Drawing on local resources
The project plans to build its own refinery 300km to the east on the coast of Tanzania, where the concentrate will be processed before the base metal is exported. Kabanga aims to source the expertise and skilled labour locally, given the region is steeped in mining. Using pyromet, the concentrate would have been transported 27,000km to industrial centres in Canada or Norway for pyrometallurgical ore processing.
The project is not only aiming to keep its CO2 footprint low, Liddell says, but also to minimise surface deposits. “We’ve actually designed a closed process where the residues from leaching the concentrate – mostly iron oxides and gypsum [better known as plaster of Paris] – go back underground as base fill.

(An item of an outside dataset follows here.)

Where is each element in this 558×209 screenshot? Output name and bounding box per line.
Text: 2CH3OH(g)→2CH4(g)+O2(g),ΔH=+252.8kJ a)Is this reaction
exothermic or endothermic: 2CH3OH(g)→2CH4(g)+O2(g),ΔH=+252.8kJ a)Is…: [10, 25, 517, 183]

The Kabanga Project is expected to cost $1.3bn – which includes a 20% contingency for overruns – and talks on funding, which include a possible London stock exchange listing, are due to take place next year.
“Due to the project scale, quality and unique ESG credentials, we are afforded a good variety of financing opportunities and interest across the sector,” Liddell says. “Financing is an ongoing matter right now, so we are not in a position to comment in any more detail at this time.”
Prospective investors face substantial risks, as rating agency Fitch flagged in a report in February, not least resource nationalism under the recently re-elected government.
The re-election of President John Magufuli’s Chama Cha Mapinduzi party in October last year will result in a continued “broadly nationalist economic policy agenda ... only partially tempered by the need to attract foreign direct investment”. Moreover, the expected upward trend in nickel prices will heighten such risks, Fitch added.
Under the previous tenure of Doto Biteko, re-appointed as mining minister in December, Tanzania banned unprocessed mineral exports, raised royalties and assigned the government a 16% interest of existing and future mining projects. The legislative changes also gave the government authority to renegotiate and revoke mining contracts.
All being well, after Kabanga's two-year construction phase, commissioning is expected to start at the end of 2024, followed by a 12-month ramp-up. Annual production over the life of the mine is projected at 2.2m tonnes of ore, which is expected to yield 40,000t of LME-grade refined nickel and 3,000t of cobalt a year.
Liddell declined to comment on the mine’s likely financial performance, but it seems likely that Kabanga will be able to command a green premium for its nickel given the upwards trajectory of the EV industry. If it helps to set a more climate-friendly precedent in the process, so much the better.